Alcohol is the most common drug used by Canadians and alcohol use disorders (AUD) are a challenge for clinicians and patients. Although there are a number of existing AUD pharmacotherapies, suboptimal treatment outcomes are common and new approaches are needed. To determine if the cannabinoid cannabidiol (CBD) can be helpful in treating AUD, researchers conducted a systematic literature review of the preclinical (8 rodent studies, most of which administered CBD transdermally or by injection, and 1 in vitro cell culture study) and early clinical studies (3 small studies with healthy adult volunteers who were given oral CBD either alone or with alcohol).
What does this study add?
In both rodents and the cell culture models, CBD had a neuroprotective effect and in rodent models attenuated alcohol-induced hepatotoxicity. In rodent models, CBD was observed to have beneficial effects on behaviours associated with alcohol motivation and relapse, such as cue- and stress-elicited alcohol seeking, alcohol self-administration, withdrawal-induced convulsions, and impulsive discounting of delayed rewards.
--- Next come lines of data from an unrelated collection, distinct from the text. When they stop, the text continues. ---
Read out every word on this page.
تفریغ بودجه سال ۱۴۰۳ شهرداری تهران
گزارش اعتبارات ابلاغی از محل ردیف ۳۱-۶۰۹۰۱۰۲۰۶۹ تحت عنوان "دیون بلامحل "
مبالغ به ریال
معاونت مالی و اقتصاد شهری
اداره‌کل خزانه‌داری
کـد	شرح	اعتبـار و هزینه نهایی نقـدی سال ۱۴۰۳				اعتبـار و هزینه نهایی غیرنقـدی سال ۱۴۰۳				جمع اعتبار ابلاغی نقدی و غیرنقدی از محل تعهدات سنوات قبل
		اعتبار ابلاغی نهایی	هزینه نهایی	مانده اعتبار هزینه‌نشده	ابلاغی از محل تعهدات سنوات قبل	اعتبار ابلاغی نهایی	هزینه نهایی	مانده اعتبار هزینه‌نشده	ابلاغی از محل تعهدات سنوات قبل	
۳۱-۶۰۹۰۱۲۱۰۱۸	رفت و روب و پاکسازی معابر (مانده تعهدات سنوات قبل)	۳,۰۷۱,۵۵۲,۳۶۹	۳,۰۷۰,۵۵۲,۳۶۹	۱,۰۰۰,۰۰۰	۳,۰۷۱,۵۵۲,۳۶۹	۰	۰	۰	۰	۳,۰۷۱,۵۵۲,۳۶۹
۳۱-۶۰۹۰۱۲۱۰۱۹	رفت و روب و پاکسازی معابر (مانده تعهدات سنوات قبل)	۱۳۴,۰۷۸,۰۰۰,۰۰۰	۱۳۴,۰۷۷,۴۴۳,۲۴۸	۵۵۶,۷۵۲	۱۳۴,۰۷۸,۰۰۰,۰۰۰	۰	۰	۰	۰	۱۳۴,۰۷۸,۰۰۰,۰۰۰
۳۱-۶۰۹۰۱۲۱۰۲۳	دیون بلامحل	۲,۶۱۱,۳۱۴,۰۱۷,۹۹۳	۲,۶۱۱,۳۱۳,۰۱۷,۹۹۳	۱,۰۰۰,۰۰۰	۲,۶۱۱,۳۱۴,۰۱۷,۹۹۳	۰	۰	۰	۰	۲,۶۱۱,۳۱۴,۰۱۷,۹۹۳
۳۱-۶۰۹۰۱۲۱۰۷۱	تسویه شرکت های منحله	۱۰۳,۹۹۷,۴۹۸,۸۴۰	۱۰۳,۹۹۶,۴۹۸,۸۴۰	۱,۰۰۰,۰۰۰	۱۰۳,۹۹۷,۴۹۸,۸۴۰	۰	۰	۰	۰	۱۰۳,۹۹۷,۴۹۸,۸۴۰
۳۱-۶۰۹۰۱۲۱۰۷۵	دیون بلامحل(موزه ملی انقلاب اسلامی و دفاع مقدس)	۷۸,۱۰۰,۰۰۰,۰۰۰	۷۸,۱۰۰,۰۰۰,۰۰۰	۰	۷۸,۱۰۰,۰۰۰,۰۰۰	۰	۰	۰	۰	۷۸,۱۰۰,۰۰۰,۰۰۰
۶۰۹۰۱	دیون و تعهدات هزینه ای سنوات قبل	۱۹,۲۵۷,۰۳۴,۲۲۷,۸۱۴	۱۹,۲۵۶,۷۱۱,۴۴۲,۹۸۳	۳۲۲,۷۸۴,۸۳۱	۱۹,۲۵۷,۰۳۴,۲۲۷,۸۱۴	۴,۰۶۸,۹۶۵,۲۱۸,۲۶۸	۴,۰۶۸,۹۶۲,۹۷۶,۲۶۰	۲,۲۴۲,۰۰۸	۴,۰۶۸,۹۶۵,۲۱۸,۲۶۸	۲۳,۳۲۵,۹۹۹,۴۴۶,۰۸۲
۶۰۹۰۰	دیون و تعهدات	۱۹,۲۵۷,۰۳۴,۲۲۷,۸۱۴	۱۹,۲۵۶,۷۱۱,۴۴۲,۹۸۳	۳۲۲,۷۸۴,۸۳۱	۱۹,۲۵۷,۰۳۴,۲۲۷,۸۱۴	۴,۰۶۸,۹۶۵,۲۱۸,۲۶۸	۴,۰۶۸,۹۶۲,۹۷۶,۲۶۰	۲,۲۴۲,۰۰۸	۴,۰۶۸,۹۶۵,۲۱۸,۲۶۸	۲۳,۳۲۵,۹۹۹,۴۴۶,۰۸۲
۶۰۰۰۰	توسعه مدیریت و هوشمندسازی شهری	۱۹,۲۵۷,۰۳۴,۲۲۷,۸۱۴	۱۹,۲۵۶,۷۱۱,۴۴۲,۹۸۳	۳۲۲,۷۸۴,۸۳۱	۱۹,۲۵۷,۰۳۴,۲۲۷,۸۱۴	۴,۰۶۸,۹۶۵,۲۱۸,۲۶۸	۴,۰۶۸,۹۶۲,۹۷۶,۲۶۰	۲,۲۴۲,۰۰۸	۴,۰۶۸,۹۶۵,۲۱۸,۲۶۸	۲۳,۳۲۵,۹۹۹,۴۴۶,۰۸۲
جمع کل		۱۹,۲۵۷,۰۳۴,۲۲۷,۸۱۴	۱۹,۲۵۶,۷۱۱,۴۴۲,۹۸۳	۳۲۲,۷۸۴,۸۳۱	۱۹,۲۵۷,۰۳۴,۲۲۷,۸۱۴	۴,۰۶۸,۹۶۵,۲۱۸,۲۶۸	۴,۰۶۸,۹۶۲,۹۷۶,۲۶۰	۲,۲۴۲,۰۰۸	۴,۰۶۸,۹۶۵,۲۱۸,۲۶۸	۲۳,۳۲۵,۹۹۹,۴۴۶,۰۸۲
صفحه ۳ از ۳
In the 3 human studies, CBD did not decrease alcohol intoxication but was not associated with the same detrimental cognitive effects as either alcohol or THC, suggesting that it could be a well-tolerated alternative.
Is there anything else I should know?
The studies reviewed establish a rationale for the use of CBD in the treatment of AUD but also illustrate the limitations in the current research literature. More human laboratory and clinical studies, with an emphasis upon integrated bench-to-bedside studies, are needed to provide a more comprehensive basis for clinical decision-making.